BIN TIDAK BISA MENGADOPSI MODEL FBI

Jakarta, Kompas
Fungsi Badan Intelijen Negara (BIN) sebaiknya tetap diarahkan pada fungsi intelijen berkaitan dengan persoalan keamanan nasional yang bertanggung jawab kepada presiden. BIN sebaiknya tidak memasuki wilayah intelijen judisial yang berkaitan dengan kepentingan penegakan hukum atau direduksi semata-mata untuk menjawab insidensi negara berkaitan isu antiterorisme.

"Gagasan untuk memperluas kewenangan BIN dengan meniru Biro Penyelidik Federal (FBI) merupakan kekeliruan besar. FBI merupakan badan polisionil di tingkat federal untuk menangani kasus kriminal," kata Ketua Badan Pengurus Harian Yayasan Lembaga Bantuan Hukum Indonesia Munarman di Jakarta, Senin (2/12).

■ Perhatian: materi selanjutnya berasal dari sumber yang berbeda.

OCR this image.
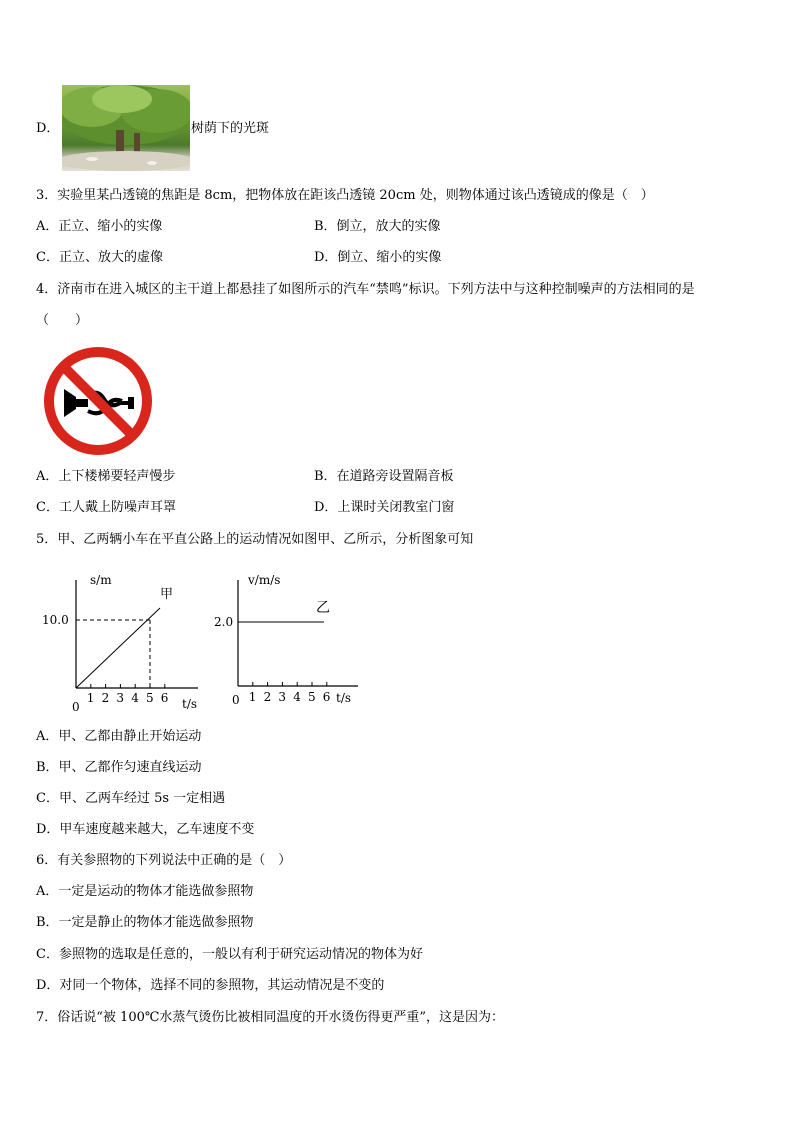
D．	树荫下的光斑
3．实验里某凸透镜的焦距是 8cm，把物体放在距该凸透镜 20cm 处，则物体通过该凸透镜成的像是（　）
A．正立、缩小的实像	B．倒立，放大的实像
C．正立、放大的虚像	D．倒立、缩小的实像
4．济南市在进入城区的主干道上都悬挂了如图所示的汽车“禁鸣”标识。下列方法中与这种控制噪声的方法相同的是
（　　）
A．上下楼梯要轻声慢步	B．在道路旁设置隔音板
C．工人戴上防噪声耳罩	D．上课时关闭教室门窗
5．甲、乙两辆小车在平直公路上的运动情况如图甲、乙所示，分析图象可知
s/m
甲
10.0
0
1 2 3 4 5 6 t/s
v/m/s
乙
2.0
0 1 2 3 4 5 6 t/s
A．甲、乙都由静止开始运动
B．甲、乙都作匀速直线运动
C．甲、乙两车经过 5s 一定相遇
D．甲车速度越来越大，乙车速度不变
6．有关参照物的下列说法中正确的是（　）
A．一定是运动的物体才能选做参照物
B．一定是静止的物体才能选做参照物
C．参照物的选取是任意的，一般以有利于研究运动情况的物体为好
D．对同一个物体，选择不同的参照物，其运动情况是不变的
7．俗话说“被 100℃水蒸气烫伤比被相同温度的开水烫伤得更严重”，这是因为：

Anggota Presidium Komisi untuk Orang Hilang dan Korban Tindak Kekerasan (Kontras) Usman Hamid secara terpisah juga mengemukakan pendapat serupa. Menurut Usman, BIN sebagai badan intelijen yang fungsinya erat terkait dengan urusan keamanan nasional tidak bisa mengadopsi model FBI di Amerika Serikat. BIN, kata Usman, secara legal tidak memiliki kewenangan melakukan penyidikan sebagaimana dimiliki FBI. Fungsi BIN lebih mirip dengan fungsi yang dilakukan
oleh Central Intelligence Agency (CIA) di AS. "Apalagi dalam sejarahnya FBI berada di bawah Kejaksaan Agung," kata Usman.

Usman mengatakan, keinginan memperluas kewenangan BIN dengan membuka cabang di daerah hanya merupakan upaya untuk memperkuat kembali kekuasaan badan intelijen. Padahal, dalam perspektif penegakan hak asasi manusia (HAM) di Indonesia, berbagai pelanggaran HAM terjadi sebagai akibat negatif kekuasaan intelijen yang sangat kuat. Upaya memperluas kewenangan BIN merupakan ancaman nyata bagi masyarakat sipil yang tengah mengembangkan diri.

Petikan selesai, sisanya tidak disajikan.